Dans les Actes des Apôtres, saint Paul est confronté à une Pythonisse, « une jeune servante qui avait en elle un esprit de voyance », qui le poursuit de ses cris. Saint Paul se retourne et ordonne à l’esprit de quitter cette femme « au nom de Jésus Christ » (cf. Ac 16, 18). La femme est immédiatement libérée de l’esprit. Mais ceux qui convoitaient les prédictions de la pythonisse sont furieux et décident de mettre à mort saint Paul.
Contrairement à Dieu, l’homme ne peut connaître l’avenir, car il est engagé dans le temps. Les anges, bons ou mauvais, ne connaissent pas l’avenir autrement que dans la mesure permise par Dieu. Lorsque des voyants prétendent pouvoir lire l’avenir dans différents supports, ils peuvent anticiper des choses prévisibles, c’est-à-dire accessibles à une déduction, un raisonnement. En faisant intervenir des entités supérieures, ils peuvent obtenir d’elles une certaine connaissance de choses prévisibles, car elles ont une vue plus perçante que la nôtre. Mais cela se limite à un futur très proche.
Le grand danger réside dans le fait qu’il est possible pour le voyant, par l’intermédiaire des mauvais esprits, de connaître le passé puisqu’il a existé, et ainsi de tromper la personne qui le consulte. L’avenir en revanche ne peut jamais être connu : il n’appartient qu’à Dieu, un Dieu plein d’amour et de tendresse et non à de froides étoiles « où tout serait écrit ».
Là, il y a mise en danger par l’homme de sa propre liberté, dépendance psychologique, risque de manipulation par des esprits dont on ne sait d’où ils proviennent — en fait, on en connaît trop bien l’origine ! —...
5/ Esprits des morts, fantômes, spiritisme…

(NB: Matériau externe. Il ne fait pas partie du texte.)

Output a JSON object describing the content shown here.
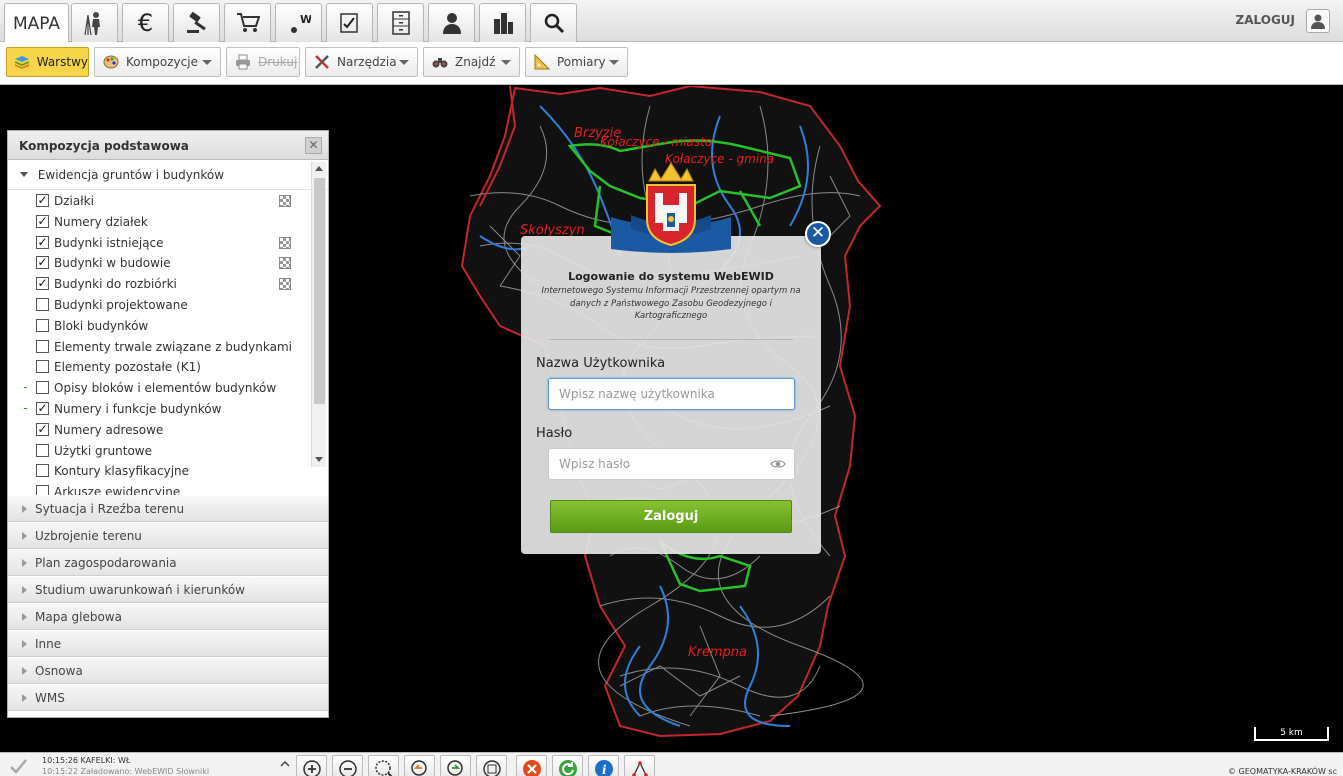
{
  "app": {
    "active_tab": "MAPA",
    "tabs": [
      "surveyor-icon",
      "euro-icon",
      "gavel-icon",
      "cart-icon",
      "weight-icon",
      "checklist-icon",
      "cabinet-icon",
      "user-icon",
      "buildings-icon",
      "search-icon"
    ],
    "login_link": "ZALOGUJ"
  },
  "toolbar": {
    "warstwy": "Warstwy",
    "kompozycje": "Kompozycje",
    "drukuj": "Drukuj",
    "narzedzia": "Narzędzia",
    "znajdz": "Znajdź",
    "pomiary": "Pomiary"
  },
  "map": {
    "labels": [
      "Brzyzie",
      "Kołaczyce - miasto",
      "Kołaczyce - gmina",
      "Skołyszyn",
      "Krempna"
    ],
    "scale": "5 km",
    "colors": {
      "roads": "#9a9a9a",
      "rivers": "#2f7fd8",
      "boundary": "#e02424",
      "municipal": "#27c227"
    }
  },
  "panel": {
    "title": "Kompozycja podstawowa",
    "open_group": "Ewidencja gruntów i budynków",
    "layers": [
      {
        "label": "Działki",
        "checked": true,
        "legend": true
      },
      {
        "label": "Numery działek",
        "checked": true,
        "legend": false
      },
      {
        "label": "Budynki istniejące",
        "checked": true,
        "legend": true
      },
      {
        "label": "Budynki w budowie",
        "checked": true,
        "legend": true
      },
      {
        "label": "Budynki do rozbiórki",
        "checked": true,
        "legend": true
      },
      {
        "label": "Budynki projektowane",
        "checked": false,
        "legend": false
      },
      {
        "label": "Bloki budynków",
        "checked": false,
        "legend": false
      },
      {
        "label": "Elementy trwale związane z budynkami",
        "checked": false,
        "legend": false
      },
      {
        "label": "Elementy pozostałe (K1)",
        "checked": false,
        "legend": false
      },
      {
        "label": "Opisy bloków i elementów budynków",
        "checked": false,
        "legend": false,
        "dash": true
      },
      {
        "label": "Numery i funkcje budynków",
        "checked": true,
        "legend": false,
        "dash": true
      },
      {
        "label": "Numery adresowe",
        "checked": true,
        "legend": false
      },
      {
        "label": "Użytki gruntowe",
        "checked": false,
        "legend": false
      },
      {
        "label": "Kontury klasyfikacyjne",
        "checked": false,
        "legend": false
      },
      {
        "label": "Arkusze ewidencyjne",
        "checked": false,
        "legend": false
      }
    ],
    "closed_groups": [
      "Sytuacja i Rzeźba terenu",
      "Uzbrojenie terenu",
      "Plan zagospodarowania",
      "Studium uwarunkowań i kierunków",
      "Mapa glebowa",
      "Inne",
      "Osnowa",
      "WMS"
    ]
  },
  "login": {
    "title": "Logowanie do systemu WebEWID",
    "subtitle": "Internetowego Systemu Informacji Przestrzennej opartym na danych z Państwowego Zasobu Geodezyjnego i Kartograficznego",
    "username_label": "Nazwa Użytkownika",
    "username_placeholder": "Wpisz nazwę użytkownika",
    "password_label": "Hasło",
    "password_placeholder": "Wpisz hasło",
    "submit": "Zaloguj"
  },
  "status": {
    "line1": "10:15:26 KAFELKI: WŁ",
    "line2": "10:15:22 Załadowano: WebEWID Słowniki",
    "tools": [
      "zoom-in-icon",
      "zoom-out-icon",
      "zoom-window-icon",
      "zoom-prev-icon",
      "zoom-next-icon",
      "zoom-extent-icon",
      "cancel-icon",
      "refresh-icon",
      "info-icon",
      "measure-icon"
    ],
    "copyright": "© GEOMATYKA-KRAKÓW sc"
  }
}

Le Christ est ressuscité une fois pour toutes ! Si les esprits des morts sont incapables de communiquer avec nous directement, il existe un lien de communion entre eux et nous, un lien puissant, celui de la prière dans la Communion des saints. Le chrétien, sûr de la résurrection des morts, n’a absolument pas besoin du spiritisme pour rejoindre ses frères aînés dans le mystère de la Communion des saints. Il sait également que le jour viendra, au terme de l’histoire, où Dieu fera toutes choses nouvelles et où les âmes séparées retrouveront le corps pour lequel elles sont faites et pourront ainsi vivre pleinement dans leur humanité transfigurée en gloire.
Les esprits, que l’on dit si avides de communiquer avec les humains, empruntant même le téléphone ou la télévision, et qui sont capables d’agir sur la matière comme sur la pensée, ces esprits ne sont pas des âmes errantes, mais tout simplement des démons qui tentent de séduire les humains en quête d’informations sur l’au-delà. Lorsque la flamme de la résurrection s’est éteinte, tout espoir est bon à saisir, toute voix issue de l’autre côté du voile est écoutée religieusement, et les anges déchus prospèrent (cf. le site du Père Joseph-Marie Verlinde) !
« Le démon est capable, quasi parfaitement, d’imiter — de reproduire — d’innombrables éléments ou formes naturelles jusque dans certaines expériences particulières de spiritisme. Il est vrai qu’une véritable séance de spiritisme ou de nécromancie n’est pas formellement une expérience qui relève du satanisme ou des pratiques sataniques. Le channeling non plus, ni l’occultisme ou encore des pratiques telles que des expériences avérées de médiumnité ou de chamanisme. Mais en réalité, une emprise démoniaque est souvent à l’origine, de façon plus ou moins sous-jacente derrière chacune de ces pratiques [2]. »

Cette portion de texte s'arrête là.